Lors du long voyage qui nous conduisit de Paris à Varsovie, Jean de la Ventière et ma modeste personne, je pris le temps de relire un de mes auteurs favoris. Non point Jean Racine ou Molière dont je connaîtrai bientôt par coeur les pièces de théâtre tant je les ai lues et vues et entendues à la Comédie française.

Cela va sans doute vous étonner mais ce sont les lettres de Sainte-Thérèse d'Avila qui m'ont à nouveau captivée. Dans ma prime jeunesse j'eus l'occasion de les lire lorsque je fus en pension chez les soeurs des Carmes à Rennes. Comme vous le savez ma chère enfant, cette noble Espagnole du siècle dernier avait mis toute son énergie au service de notre Seigneur. Toute sa vie, elle lutta avec détermination contre la futilité des soeurs engagées dans les ordres et se battit pour les ramener à une vie spirituelle digne de Dieu. Ce combat qui la conduisit au bord de la folie, elle le mena avec un humour et un recul rares chez une femme de ce temps-là.
Ce qui sans doute la sauva de la démence. Soyez rassurée ma toute bonne et ne pensez point qu'à mon tour je deviens mystique.
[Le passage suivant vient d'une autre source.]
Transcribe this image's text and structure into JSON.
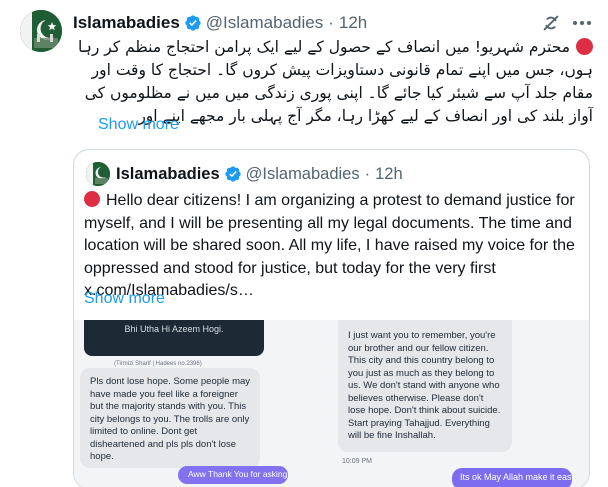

Comme disait Christian de Kerangal, comte de Perros-Guirec, mon frère de coeur : « Ma chère marquise, vous avez les deux pieds dans la boue, comme nos manants, vous ne risquez pas de quitter la terre à laquelle vous êtes attachée ! » Ce Kerangal avait une langue bien acérée mais il connaissait mon âme comme le parc de son château, aucune allée ne lui était inconnue.
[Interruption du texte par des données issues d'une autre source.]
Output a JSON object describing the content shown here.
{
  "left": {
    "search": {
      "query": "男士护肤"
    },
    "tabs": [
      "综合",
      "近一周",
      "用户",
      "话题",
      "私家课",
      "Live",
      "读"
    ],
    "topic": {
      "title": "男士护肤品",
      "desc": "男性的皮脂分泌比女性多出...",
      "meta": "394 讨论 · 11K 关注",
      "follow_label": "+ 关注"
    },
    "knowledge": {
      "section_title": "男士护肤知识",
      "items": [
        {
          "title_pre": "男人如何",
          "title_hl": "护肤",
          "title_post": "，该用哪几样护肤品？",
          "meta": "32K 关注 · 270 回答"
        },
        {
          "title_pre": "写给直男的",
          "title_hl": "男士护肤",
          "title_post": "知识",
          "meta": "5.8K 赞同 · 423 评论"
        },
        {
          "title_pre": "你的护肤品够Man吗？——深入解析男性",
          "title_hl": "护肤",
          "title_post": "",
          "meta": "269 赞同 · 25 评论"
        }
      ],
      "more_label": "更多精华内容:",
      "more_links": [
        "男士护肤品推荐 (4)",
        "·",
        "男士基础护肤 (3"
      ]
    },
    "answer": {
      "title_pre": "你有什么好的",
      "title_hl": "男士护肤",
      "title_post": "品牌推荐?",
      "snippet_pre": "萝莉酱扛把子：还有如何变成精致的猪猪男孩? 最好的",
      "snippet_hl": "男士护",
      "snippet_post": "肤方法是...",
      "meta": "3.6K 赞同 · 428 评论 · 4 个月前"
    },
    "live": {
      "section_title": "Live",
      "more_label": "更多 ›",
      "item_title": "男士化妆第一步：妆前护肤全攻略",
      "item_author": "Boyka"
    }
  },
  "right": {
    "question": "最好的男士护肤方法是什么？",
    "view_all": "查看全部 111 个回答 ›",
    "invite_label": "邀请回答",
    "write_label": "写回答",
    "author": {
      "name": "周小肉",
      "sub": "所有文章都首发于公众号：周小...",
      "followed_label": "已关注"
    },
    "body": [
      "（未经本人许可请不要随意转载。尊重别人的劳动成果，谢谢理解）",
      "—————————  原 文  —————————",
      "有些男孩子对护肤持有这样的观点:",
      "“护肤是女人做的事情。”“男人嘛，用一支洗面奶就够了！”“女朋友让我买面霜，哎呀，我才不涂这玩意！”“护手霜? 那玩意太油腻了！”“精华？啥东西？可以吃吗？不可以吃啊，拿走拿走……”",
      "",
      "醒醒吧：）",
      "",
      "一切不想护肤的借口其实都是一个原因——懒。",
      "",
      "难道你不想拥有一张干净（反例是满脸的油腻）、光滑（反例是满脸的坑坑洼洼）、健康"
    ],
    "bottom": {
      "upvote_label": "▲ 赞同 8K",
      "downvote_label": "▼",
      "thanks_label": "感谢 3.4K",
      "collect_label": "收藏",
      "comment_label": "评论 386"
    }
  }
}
Mais à nouveau je m'égare. L'air de la Pologne est si sec en cette saison que mon cerveau tourne encore plus rapidement qu'aux Burons.
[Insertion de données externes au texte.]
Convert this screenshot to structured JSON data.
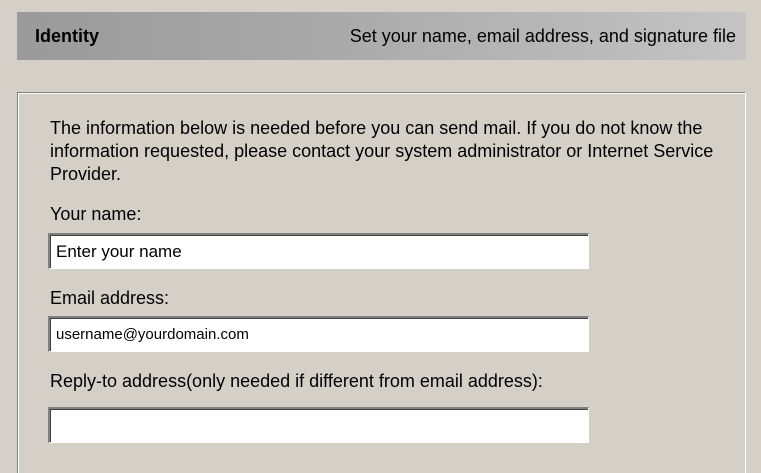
{
  "header": {
    "title": "Identity",
    "description": "Set your name, email address, and signature file"
  },
  "intro_text": "The information below is needed before you can send mail.  If you do not know the information requested, please contact your system administrator or Internet Service Provider.",
  "fields": {
    "name": {
      "label": "Your name:",
      "value": "Enter your name"
    },
    "email": {
      "label": "Email address:",
      "value": "username@yourdomain.com"
    },
    "reply_to": {
      "label": "Reply-to address(only needed if different from email address):",
      "value": ""
    }
  }
}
Ecoutez ce que j'ai noté pour vous. Sainte-Thérèse s'était blessée à la jambe. Elle dit à Jésus : « Seigneur, après tant d'ennuis, il faut encore que celui-là m'arrive! » Jésus répondit : « Thérèse, c'est ainsi que je traite mes amis. » Savez-vous ce que Thérèse répondit à Jésus : « Pas étonnant que vous en ayez si peu ! » Admirable !

Quand je lus cet échange à la Ventière, il en rit aux larmes. Notre calme retrouvé, nous eûmes un long échange sur la perfection vers laquelle tendent les saints et sur les dangers qu'il y a pour nous autres, communs des mortels, à tenter d'emprunter leurs traces. Ce que peuvent les grands mystiques, dotés d'une force d'âme hors du commun, ne nous est pas accessible. Il n'est pas souhaitable de s'engager dans une voie trop exigeante. Ni pour le corps, ni pour l'esprit. Cette exigeance peut créer une tension insupportable pour notre organisme et pour notre cerveau. Notre âme pâtirait gravement de cette tension excessive. « Regardez, me disait la Ventière, ces femmes et ces hommes qui s'engagent dans des défis permanents, sans s'assurer au préalable d'être dotés des moyens de les affronter. Regardez comme ils souffrent de la peur de l'echec qui peut à tout moment les fracasser. Regardez ces femmes (ou ces bélâtres) qui ne veulent pas accepter leur âge et souffrent le martyr dans des corsets trop serrés pour conserver leur minceur. Qui se ruinent en onguents pour masquer leurs rides. Regardez ces femmes et ces hommes qui s'engagent dans des responsabilités qui les dépassent et dans des carrières pour lesquelles ils n'ont jamais eu les capacités. Ils ne sont pas en paix avec eux-mêmes et ne le seront jamais. Ils souffrent. Et cette souffrance morale engendre bien souvent des maux du corps qui peuvent devenir mortels ! »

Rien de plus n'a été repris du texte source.